The Texas Court of Appeals ruled in favor of DPS, holding that state sovereign immunity barred Torres’ claim.  The court reasoned that “unless waived by the Texas Legislature or abrogated by the United States Congress, sovereign immunity deprives a Texas trial court of subject-matter jurisdiction over any lawsuit against a Texas governmental agency such as DPS.”  (Texas Dep’t of Pub. Safety v. Torres, 583 S.W.3d 221, 224 (Tex. App. 2018) (citation omitted)).

In November 2020, Torres filed a petition for a writ of certiorari to the Supreme Court of the United States. In December 2021, certiorari was granted.

Legal Development

In recent years, the Supreme Court has permitted plaintiffs to sue States in their own courts in an increasing number of cases.  The Court reasons that during the plan of the Constitutional Convention of 1787, States implicitly agreed to waive their sovereign immunity to suits arising under certain powers. 

For example, in PennEast Pipeline v. New Jersey, the Supreme Court held that, during the plan of the Convention, States waived their right to assert sovereign immunity in eminent domain actions.  In that case, the Court established a test for the plan of Convention waiver: whether the federal power at issue is “complete in itself, and the States consented to the exercise of that power—in its entirety—in the plan of the Convention.”

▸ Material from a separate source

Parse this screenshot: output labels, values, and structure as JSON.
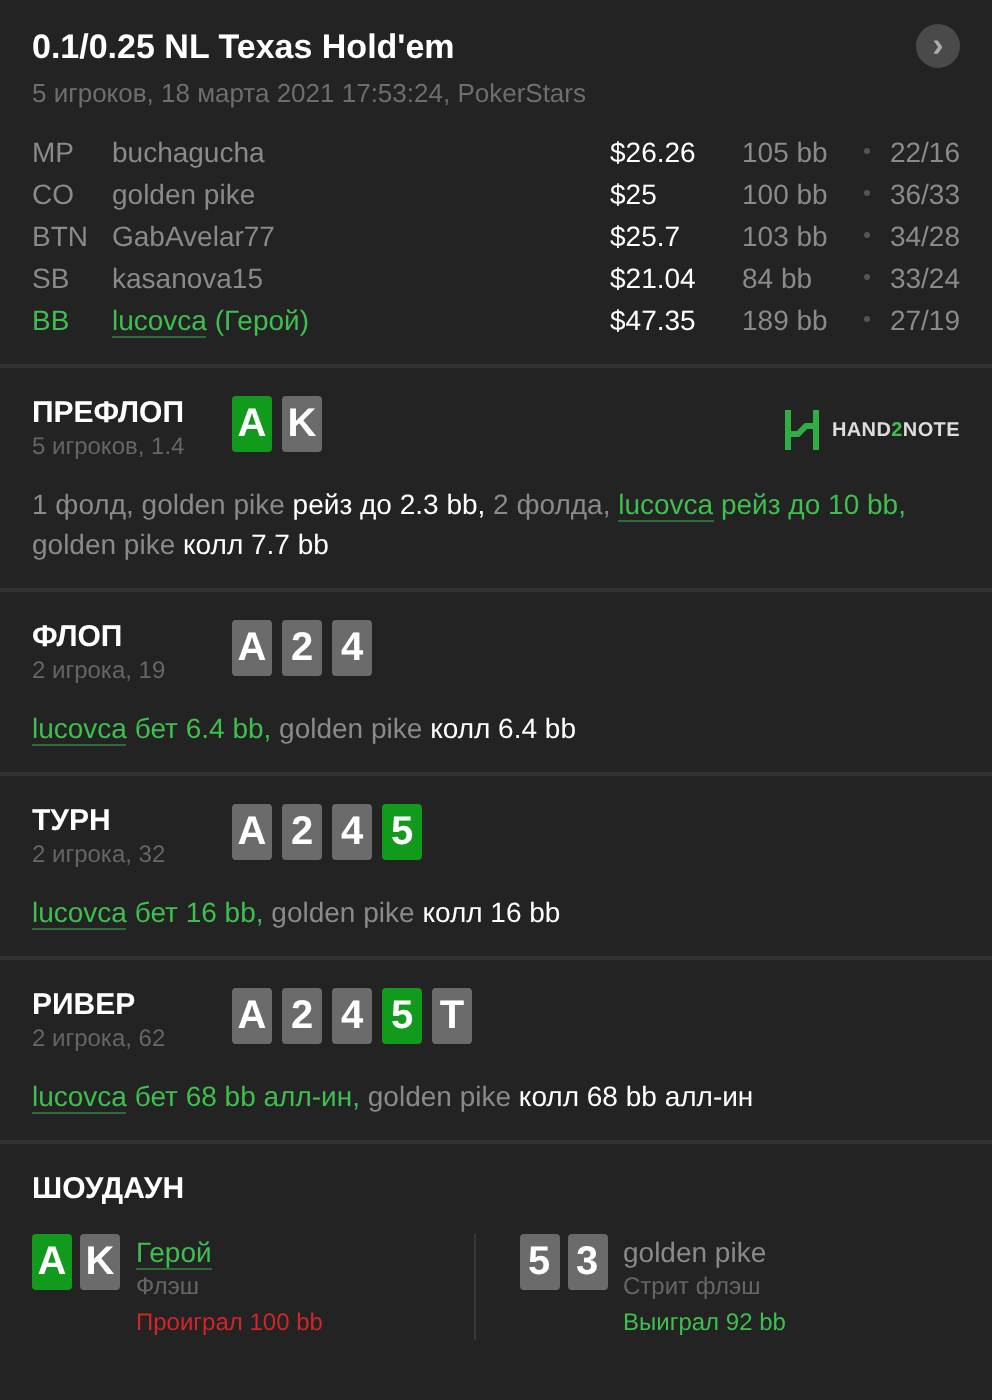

In Central Virginia Community College v. Katz, the Court held that state sovereign immunity did not bar bankruptcy actions because “the power to enact bankruptcy legislation was understood to carry with it the power to subordinate state sovereignty, albeit within a limited sphere.”  Katz was particularly unique because it marked the Court’s first time to carve out an exception to the general rule that Article I actions cannot circumvent State sovereign immunity.  Unlike Seminole Tribe of Florida v. Florida (holding that the Indian Commerce Clause does not abrogate State sovereign immunity) and Alden v. Maine (holding that the Necessary and Proper Clause does not abrogate State sovereign immunity), Katz, and now Torres, pertained specifically to Article I powers.

The Opinion

In Torres, writing for the Court in a 5-4 decision, Justice Breyer held that during the plan of the Convention, States implicitly waived their right to sovereign immunity in actions arising under Congress’ War Powers.  The plan of the Convention and the structure of the Constitution itself gives Congress broad powers to raise and support Armed Forces.  This power exists in times of peace as well as war.  Most importantly, War Powers satisfies the PennEast test because such powers given to the federal government by the States during the Convention are complete: not only are the War Powers broad and sweeping, but “[t]he Constitution also divests the States of like power.”

In enacting USERRA pursuant to the War Powers Clause, Congress was aiding the recruitment efforts of the Armed Forces by providing its service members with legal protections.   States may not assert sovereign immunity in such cases because doing so would limit Congress from carrying out its constitutional duty to “raise and support Armies.”   By granting such broad powers to Congress—and by divesting themselves of like powers—during the plan of the Convention, the States effectively waived their right to assert sovereign immunity in such cases.  In effect, plaintiffs like Torres may now proceed in state court actions arising under Article I War Powers.

Conclusion

Many have criticized the current Supreme Court for being too deferential to state sovereignty and for harboring animosity toward plaintiffs.  Torres defies both accusations.  Notably, Justice Kavanaugh and Chief Justice Roberts joined the Majority.  In holding that states waived their sovereign immunity to private actions commenced under Congress’ War Powers, the Court opened the door for more veterans like Torres to seek relief in state court.